В общем, Кантакузин, показав туркам дорогу в Европу, совершил ту же тяжелую ошибку, какую за полтора века до него допустили Никифор Вотаниат и Никифор Мелиссен, когда, отстаивая свои династические амбиции, призвали тех же турок из Западной Анатолии. Но ошибку 1081 г., благодаря политическому гению Алексея Комнина, удалось исправить. Ошибку 1345 г. уже никто никогда не исправит.
Орхан, узнавший от самих византийцев об их неисправимом вырождении и введенный ими же в курс их дел, наконец совершил решительный шаг. В 1357 г. он овладел Галлиполи, ключом от Дарданелл со стороны Европы. Поскольку он уже владел ключевыми позициями на азиатском берегу, Абидосом и Лампсаком, то стал властелином проливов. Константинополь оказался во власти турка и мог в любой день быть отрезан от Европы. Его жители, рассказывает нам современник Деметриос Кидонес[349]
, чувствовали себя «словно попавшими в сеть».В начале своего правления Орхан, как его предки, как прочие туркоманские принцы Малой Азии после падения Сельджукидов, носил всего лишь титул эмира. После своих завоеваний он, как сообщают нам некоторые его монеты, принял императорский титул султана, вакантный после исчезновения последних Сельджукидов, на наследство которых он теперь претендовал.

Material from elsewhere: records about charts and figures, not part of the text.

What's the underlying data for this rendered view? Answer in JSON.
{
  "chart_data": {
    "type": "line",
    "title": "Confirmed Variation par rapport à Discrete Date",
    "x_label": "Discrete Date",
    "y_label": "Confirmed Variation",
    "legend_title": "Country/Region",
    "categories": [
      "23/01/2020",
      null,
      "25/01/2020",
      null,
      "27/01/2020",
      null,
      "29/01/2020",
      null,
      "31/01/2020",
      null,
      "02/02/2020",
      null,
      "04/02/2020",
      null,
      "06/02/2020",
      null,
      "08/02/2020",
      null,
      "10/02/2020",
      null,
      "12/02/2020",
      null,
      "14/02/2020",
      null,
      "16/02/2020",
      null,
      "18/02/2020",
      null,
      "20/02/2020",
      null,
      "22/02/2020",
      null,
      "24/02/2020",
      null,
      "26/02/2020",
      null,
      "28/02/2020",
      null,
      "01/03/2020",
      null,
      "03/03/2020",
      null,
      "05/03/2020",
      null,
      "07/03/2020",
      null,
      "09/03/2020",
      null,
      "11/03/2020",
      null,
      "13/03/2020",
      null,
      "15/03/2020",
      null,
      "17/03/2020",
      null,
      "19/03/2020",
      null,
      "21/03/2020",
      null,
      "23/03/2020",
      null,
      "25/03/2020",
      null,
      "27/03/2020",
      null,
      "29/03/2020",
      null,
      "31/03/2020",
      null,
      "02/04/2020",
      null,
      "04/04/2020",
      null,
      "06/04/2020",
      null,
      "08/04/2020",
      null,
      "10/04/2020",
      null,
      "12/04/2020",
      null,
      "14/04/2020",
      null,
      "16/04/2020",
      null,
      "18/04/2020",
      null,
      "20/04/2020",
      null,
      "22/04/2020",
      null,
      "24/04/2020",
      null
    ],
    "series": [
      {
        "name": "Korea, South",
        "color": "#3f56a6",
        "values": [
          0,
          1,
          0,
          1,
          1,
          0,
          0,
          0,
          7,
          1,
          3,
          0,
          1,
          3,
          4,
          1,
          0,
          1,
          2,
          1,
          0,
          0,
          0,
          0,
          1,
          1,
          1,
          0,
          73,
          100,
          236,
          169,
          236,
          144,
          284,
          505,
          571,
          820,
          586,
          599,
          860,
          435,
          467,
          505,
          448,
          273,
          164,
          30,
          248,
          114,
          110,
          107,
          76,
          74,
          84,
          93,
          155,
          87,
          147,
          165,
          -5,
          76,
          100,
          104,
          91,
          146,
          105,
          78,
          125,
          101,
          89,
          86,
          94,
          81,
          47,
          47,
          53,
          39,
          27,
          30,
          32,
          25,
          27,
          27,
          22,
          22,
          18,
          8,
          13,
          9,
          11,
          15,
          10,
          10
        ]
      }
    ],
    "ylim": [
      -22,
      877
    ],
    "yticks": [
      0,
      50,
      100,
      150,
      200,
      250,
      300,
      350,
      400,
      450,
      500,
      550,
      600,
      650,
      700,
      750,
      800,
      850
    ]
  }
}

2. Завоевание Османами Балкан
Султан Мурад I, третий суверен Османской империи (ок. 1359–1389), был сыном Орхана и византийки. Ловкий и твердый политик, при этом страстный воин, он видел бессилие, в котором оказался христианский мир Балкан вследствие своих раздоров. Удивительные победы, отметившие его царствование, на пять столетий вперед определят судьбу Востока. Но не стоит забывать, что его победы, какими бы поразительными они нам ни казались, объясняются балканской анархией и, в более общем плане, европейской анархией того времени: с одной стороны, раздоры между Византийской империей, Сербской державой и Болгарским царством; с другой — соперничество, периодически переходящее в открытую войну, между морскими республиками Генуей и Венецией; наконец, конфессиональная пропасть, более чем когда бы то ни было непреодолимая, между римской церковью и греческим православием. В этих условиях Балканы ждали хозяина. Осколки Византийской империи, в частности, были бесхозными землями. Вопрос заключался в том, кто ими завладеет. Большая Каталонская компания в 1305 г. готова была захватить Константинополь, но она находилась слишком далеко от своей родной Испании, чтобы завоевание это стало прочным, и, даже если бы оно удалось, она быстро растворилась бы в своей победе, как это произошло в Аттике после ее триумфа на озере Копаис. Точно так же за сто лет до того исчезла латинская Константинопольская империя. Сербский рывок к Эгейскому морю, казалось, имел больше шансов, и при выдающемся сербском царе Стефане Душане (1331–1355) можно было ожидать, что он дойдет до Константинополя и Салоник. Но южнославянская анархия уже на следующий день после смерти Душана остановила этот порыв, казавшийся неудержимым. Наконец, победили именно османы, поскольку они находились близко к месту действия, на берегах Мраморного моря, а еще потому, что судьба последовательно ставила во главе их нескольких выдающихся военачальников, знавших, чего они хотят, стремящихся к завоеваниям и не имеющим другой цели.